HOLLYWOOD AND THE ARTS
-- What makes "Roseanne" work for a wide array of viewers? TV critic Robert Lloyd argues that it's because you can't boil the characters down to stereotypes.
-- "Chappaquiddick" explores the infamous scandal involving Ted Kennedy, but film critic Kenneth Turan says it has a hard time overcoming a pair of built-in frustrations.
-- Disney's California Adventure expansion will feature Marvel superheroes. Just don't call it "Marvel Land."
-- Once called "the most popular politician on Earth" by President Obama, former Brazilian President Luiz Inacio Lula da Silva now finds himself in a decidedly different position: heading to jail.
-- Salman Khan, one of Bollywood's biggest stars, was this week convicted of poaching two rare deer 20 years ago and sentenced to five years in prison.
-- Surprise! Scientists have found signs of new brain cells in adults as old as 79.
-- Sinclair Broadcast Group, apparently one of Trump's favorite media organizations, is seeing a growing backlash over its "must-run" conservative content on local TV stations.

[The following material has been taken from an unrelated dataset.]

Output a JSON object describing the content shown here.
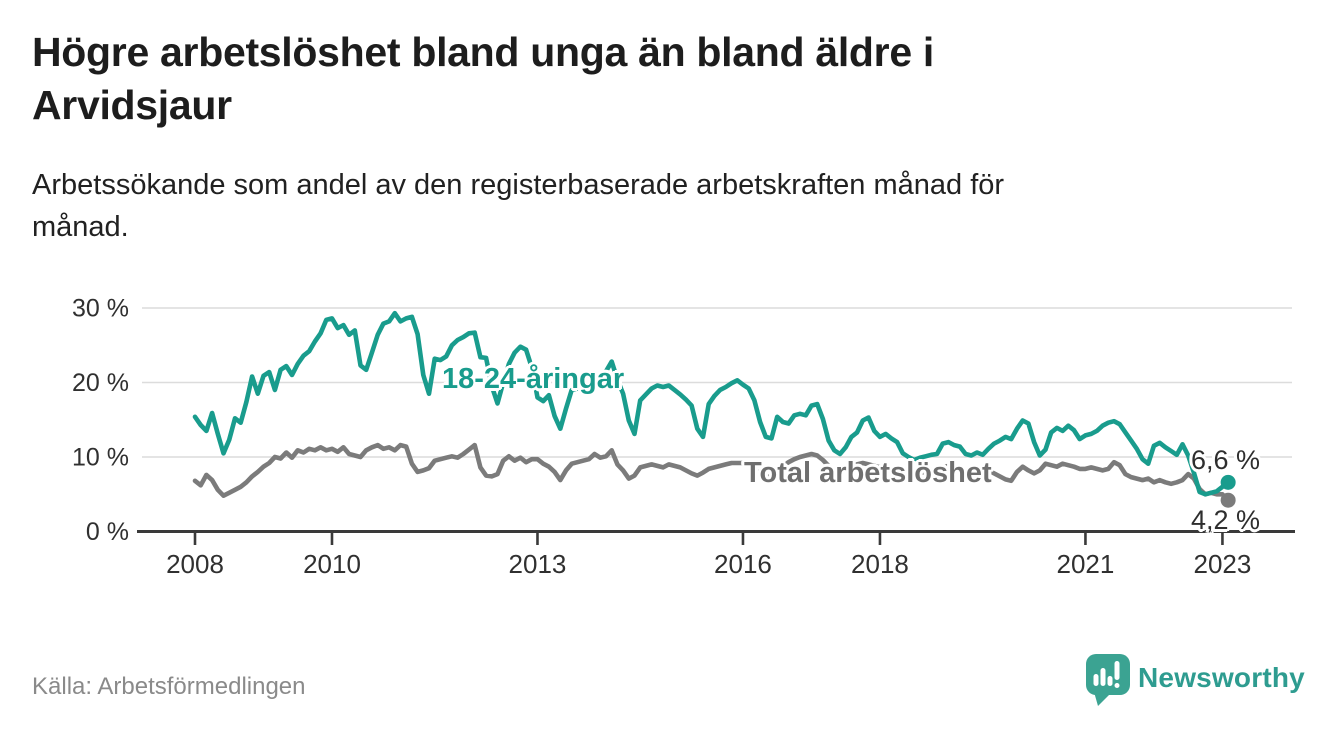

-- The owners of the Wells Fargo Center feel the downtown L.A. office complex is too 1980s, so they've embarked on a $60-million project to totally redo its atrium.
-- Tiger Woods, playing in his first Masters in three years, managed to stay within seven shots of leader Jordan Spieth. Will the old magic come back?
-- Yikes: Conor McGregor stormed a UFC media day event in Brooklyn, slamming a metal barrier toward a van. He later turned himself in to police, who said no formal charges had been filed.
-- Facebook is finally promising to improve privacy for users. The Times Editorial Board says it's time for Congress to step up too.
-- A trade war with China does not have a "pot of gold" at the end of it, as White House chief economic advisor Larry Kudlow would have you believe.
WHAT OUR EDITORS ARE READING
-- A multimedia look at four days in 1968 that rocked Washington, D.C., and changed the city for decades. (Washington Post)
-- The ISIS files: Thousands of documents show how Islamic State terrorists stayed in power by running a government. (New York Times)
-- These days, you'll find lemons instead of limes at your favorite taco truck. Here's why. (L.A. Taco)
ONLY IN L.A.
After a good workout, would you (a) get an IV vitamin drip stuck in your arm, (b) entomb yourself in a hyperbaric oxygen chamber, or (c) step naked into a giant can cooled to minus-292 degrees Fahrenheit? All of the above? Welcome to the world of L.A. fitness remedies. Many exercise fanatics swear by them, but others say you'd be better off with an ice pack and a Gatorade.